Confessions of a Car Man


Car Business Blues

I have spent the last month or so contemplating my place in the automobile business. The second half of 2010 was rough for me and a real wake up call. One of The Others left a comment on my “I Hate Corvettes” piece that I’m “nothing but a burned out car salesman”. I always take things like this to heart, and I came to the conclusion that even though this idiot had no idea what the column was about he was right. I am burned out.

I think I’ve earned the right to be burned out, but that’s another story. The thing is what can I do about it? I have a little less than five years before I can move to the country and forget I was ever on a car lot. I’m 61 freaking years old. It’s way too late to consider a career change, so what can I do about it? What can I do to perform reasonably well and not be an embarrassment to myself or the dealership I work for?

I’ve decided to get dumb.

Knowing a lot about the car business can be a real plus, especially when it’s used to figure out the dynamics of a dealership. Being a former manager can help you in determining how to structure your write up and commitment. But it can also be a curse. I can size up a prospect in about thirty seconds. I’m sure that it’s helped me from getting jacked off a thousand times over, but it has also hindered me from writing up some people I should have written up.

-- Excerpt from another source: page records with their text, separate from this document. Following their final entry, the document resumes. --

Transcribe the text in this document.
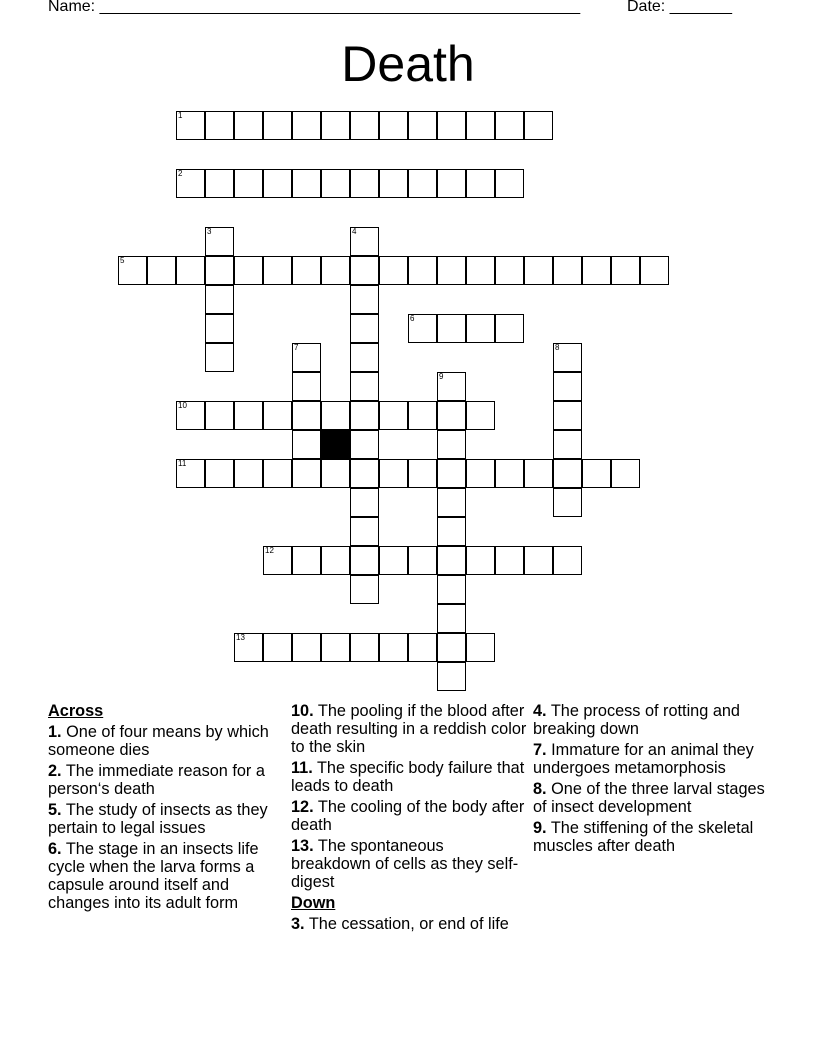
Name: ______________________________________________________	Date: _______
Death
1
2
3	4
5
6
7	8
9
10
11
12
13
Across
1. One of four means by which someone dies
2. The immediate reason for a person‘s death
5. The study of insects as they pertain to legal issues
6. The stage in an insects life cycle when the larva forms a capsule around itself and changes into its adult form
10. The pooling if the blood after death resulting in a reddish color to the skin
11. The specific body failure that leads to death
12. The cooling of the body after death
13. The spontaneous breakdown of cells as they self-digest
Down
3. The cessation, or end of life
4. The process of rotting and breaking down
7. Immature for an animal they undergoes metamorphosis
8. One of the three larval stages of insect development
9. The stiffening of the skeletal muscles after death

The secret, I feel, is I have to try to go back to my basic training from all those years ago. I was trained well, by my brother, Danny, and the many other Car Men who gave me hints about the process of selling cars. I have to clear my mind of bad habits. I have got to stop sales managing my deals. I must take to heart the saying “He who sales manages his own deals has a fool for a desk man.”

Here is the beauty of our business: After a terrible December, I received my washout check and sat in my office stressing out over my poor performance. A near panic attack would be a good way to describe it. After a few minutes, I pulled myself together, went out to the showroom, and the first person I encountered bought a car from me.

What the hell is that all about?

Is it a message from the Car God telling me not to despair? What is in the past is in the past. In the car business today really is the first day of your life. Last month’s zero may very well be this month’s hero.

I’m taking a couple of days off. My wife broke her shoulder. I have to take her to the doctor. I have to take down the Christmas tree. And while I do this I will think about 2011, and try to find a way to make it better.



Robert Linkonis Sr. said...

Best wishes and swift healing to your wife.

Just to let you know - sometimes when I get "burned out" about life and business, my spirits can always be lifted by reading some of your old blog posts!

Keep writing David - you have a lot to give the world!

Robert Linkonis


David Teves said...

Thanks, Bob, I needed that!

Gary T. said...

Don't get your dabber down!

Used Car Loan Rates said...

Was just reading an write-up related to this to the bbc. From the way, your sidebar is all messed up in my web browser - im employing world wide web explorer 7. Aside from that, cool blog, thanks.

autozcape said...

I like your Blog.Discovered it doing a Google Search on Skating. You are a Champion.You have sold cars by knowing the product and products by first hand experience .You and I know how to walk the lot to see what got traded in.We walked up to the vehicle and made it your prideful responsibility to know about the car(s). This is work and it can tire you out when you
have integrity and a good work ethic.I applaud you and respect your dedication .

Anonymous said...

David I remember you. I was across the street in new car detail when you started selling. I remember all the other salesmen and the language.

Anonymous said...

Hi David,

thanks for sharing your experience and expertise.

Do you remember what you meant with “He who sales manages his own deals has a fool for a desk man.”? There seems to be a nugget of gold there, but I can't catch it.


David Teves said...

What I meant by "He who sales manages his own deal has a fool for a desk man" is that you should never play manager when your working a deal. If a customer thinks you have special knowledge or authority to okay a deal on your own, they will expect you to do so. A wise sales man takes the deal to the desk and dispassionately presents the pencil. The only thing acomplished by sales managing your own deal is that you will lose gross! Thanks for your interest. David

Bricemclain said...

Nice & informative article. Very interesting to read too. Waiting for your next update. Thanks & keep blogging!